I personally lean towards removing as much internal package state as possible. This will have the effect of reducing sbtools performance by about 2x (practically probably a less).
- rewrite
session_validateso to simply containis.null(session) || is_logged_in(session)(faster)- rename
session_validatetosession_valid(because it doesn't DO stuff, just gets info)- remove
session_authorizedfrom the package (redundant with & slower thanis_logged_in)- rewrite
is_logged_into check for a NULL session before going to session_details, i.e., with!is.null(session) && session_details(..., session = session)$isLoggedIn(faster)
I am on board with this plan. Let's let @jread-usgs and @sckott weigh in before we make these changes.
@lawinslow , your new info on runtime makes me think differently about the problem - for a few hours it was a win-win in my mind, but now it's a tradeoff between speed and internal simplicity, with reliability costs on both sides. we do a validity check at the start of pretty much every function call, so i'm much less excited about removing the shortcuts (local checks) now that I know they're so much faster and have been reminded that they might not be any less reliable.
a third option (besides keeping everything as-is and moving to all round-trip checks), would be to
- name & document the functions so it's clear which uses local checks and which goes round-trip (or consolidate to two functions, for authorized and valid, that each have a flag for local vs round-trip),
- set a policy for internal use of local vs round-trip checks, and
- suggest a user policy for when to use local vs round-trip checks.

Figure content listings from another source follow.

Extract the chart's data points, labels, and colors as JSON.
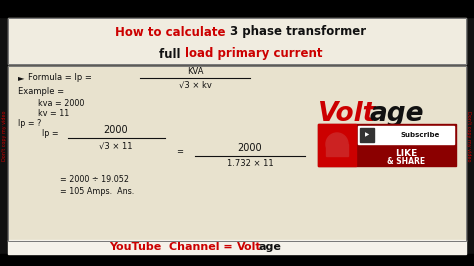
{
  "bg_color": "#111111",
  "header_bg": "#f0ece0",
  "content_bg": "#e8e2ce",
  "footer_bg": "#f5f2ea",
  "title_red": "How to calculate ",
  "title_black1": "3 phase transformer",
  "title_black2_pre": "full ",
  "title_red2": "load primary current",
  "formula_arrow": "►",
  "formula_label": "Formula = Ip =",
  "formula_num": "KVA",
  "formula_den": "√3 × kv",
  "example_label": "Example =",
  "kva_val": "kva = 2000",
  "kv_val": "kv = 11",
  "ip_q": "Ip = ?",
  "ip_label": "Ip =",
  "num1": "2000",
  "den1": "√3 × 11",
  "eq": "=",
  "num2": "2000",
  "den2": "1.732 × 11",
  "step1": "= 2000 ÷ 19.052",
  "step2": "= 105 Amps.  Ans.",
  "footer_text": "YouTube  Channel = ",
  "footer_volt": "Volt",
  "footer_age": "age",
  "watermark": "Don't copy my video",
  "red": "#cc0000",
  "black": "#111111",
  "white": "#ffffff"
}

PS -- i figured out why microbenchmark appeared to give such contradictory results. it customizes the units to the results, and my bind_rows was wiping out the units differences. my bad.
# without login
if(is_logged_in()) session_logout()
no_login_mb2 <- microbenchmark(
session_validate(),
is.null(current_session()) || is_logged_in(),
sbtools:::session_authorized(current_session()),
!is.null(current_session()) && is_logged_in(),
is_logged_in(),
control=list(warmup=0))
no_login_mb2
# expr min lq mean median uq max
# session_validate() 32.689 89.8945 102.78778 95.2160 124.864 163.065
# is.null(current_session()) || is_logged_in() 6.462 13.6840 16.95275 15.5845 17.105 57.395
# sbtools:::session_authorized(current_session()) 48.653 113.8415 129.48613 126.3850 158.503 222.361
# !is.null(current_session()) && is_logged_in() 5.321 14.4440 19.10409 16.3450 18.245 68.039
# is_logged_in() 72831.725 83512.4570 103084.88218 85064.4215 88206.552 1320398.774
# with login
authenticate_sb()
with_login_mb2 <- microbenchmark(
session_validate(),
is.null(current_session()) || is_logged_in(),
sbtools:::session_authorized(current_session()),
!is.null(current_session()) && is_logged_in(),
is_logged_in(),
control=list(warmup=0))
with_login_mb2
# expr min lq mean median uq max neval
# session_validate() 317.006 886.0225 936.3330 1007.085 1062.201 1199.989 100
# is.null(current_session()) || is_logged_in() 75082.321 84000.7010 89968.1929 85057.389 87438.361 354469.396 100
# sbtools:::session_authorized(current_session()) 319.667 927.2640 992.9647 1078.545 1100.401 1239.899 100
# !is.null(current_session()) && is_logged_in() 74680.551 83777.0095 96587.6658 85463.151 89560.102 367438.544 100
# is_logged_in() 74521.667 83253.6065 91475.0430 84973.957 87737.883 455502.177 100
interested in input from all @lawinslow @jread-usgs @sckott
@aappling-usgs -- do you have any recollection of whether this issue really needs to still be open? It just cought my eye and I found it curious that it's open.